Wednesday, March 5, 2014

On Ash Wednesday and being "dust."

*Please note, this is the view of the author and is not particularly representative of the views of DAFT and its members***

So, it's Ash Wednesday. "Remember that you are dust and unto dust you shall return.” The common thing a minister says as they make a cross on your forehead. Allow me to explain the distinction between what is meant by dust in Ash Wednesday, and what an atheist means when they quote Sagan's "You are starstuff."

So, for what it's worth, there are 2 creation stories in the bible and they tend to contradict eachother. Anyway, in the 2nd- less popular one, man is formed by god breathing life into dust. When it is said "remember you are dust," it's meant to remind you are nothing without the breath of a god. It's there to remind you, if not for god, you are a pile of dirt.
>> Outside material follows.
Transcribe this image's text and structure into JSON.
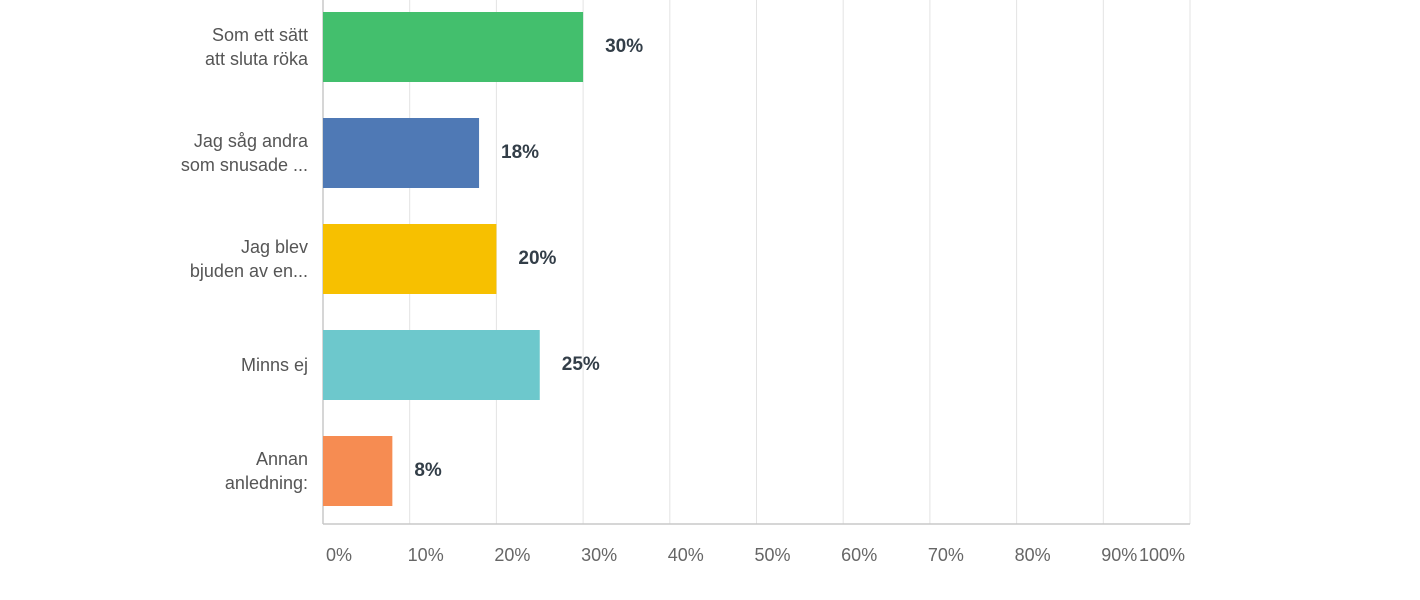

At least in Catholicism, This is passively rubbed into your head (all pun intended) since you're a baby. This entire mess implies you are worthless and your body and your -finite- existence on earth equates to dust. They try to redeem this dangerous and demeaning concept by claiming it's your soul, and your eternal existence that matters, but heaven is a fairy-tale promise told to you to provide incentive to give the church money.

When the secular crowd makes the assertion that you come from the dust cloud of exploded stars, "star stuff." We always mention how special that makes you. You are not dirt: you are the product of massive and powerful universal forces that have worked out in a way to give you consciousness. In a way, it's the Universe coming together in an attempt to understand itself; You are not BELOW the "great consciousnesses" of the universe, you ARE the great consciousnesses of the universe. This is a gift to be cherished and loved, and NOTHING matters more than our short, but potentially beautiful, existence ON EARTH. You will not be around after death, you will eventually return to the dust you were formed from after the explosion of a star, but that is the end for you. It's a harsh reality, but it teaches you to cherish and love life in a way no religion could ever dream of.

Just because you came from dust, and will return to dust, does not mean you are dust now. You are unique, you are thinking, you are Human and do not deserve to be insulted and demeaned by ancient mythology.

</rant>

1 comment:

  1. Nicely done, Arthur. I have a daughter who will be graduating from DePaul next month. It just occurred to me that there will likely be a prayer at some point in the ceremony for which I'll be asked to stand. I am an atheist and have come to feel strongly that compliance with such requests out of politeness or respect is wrong. While I do not wish to cause my daughter any distress on her special day, I also feel I should be true to myself, or follow my conscience, if you will forgive the religious implication. Have you heard whether anyone else has similar concerns? I didn't know where to ask or whom to turn to.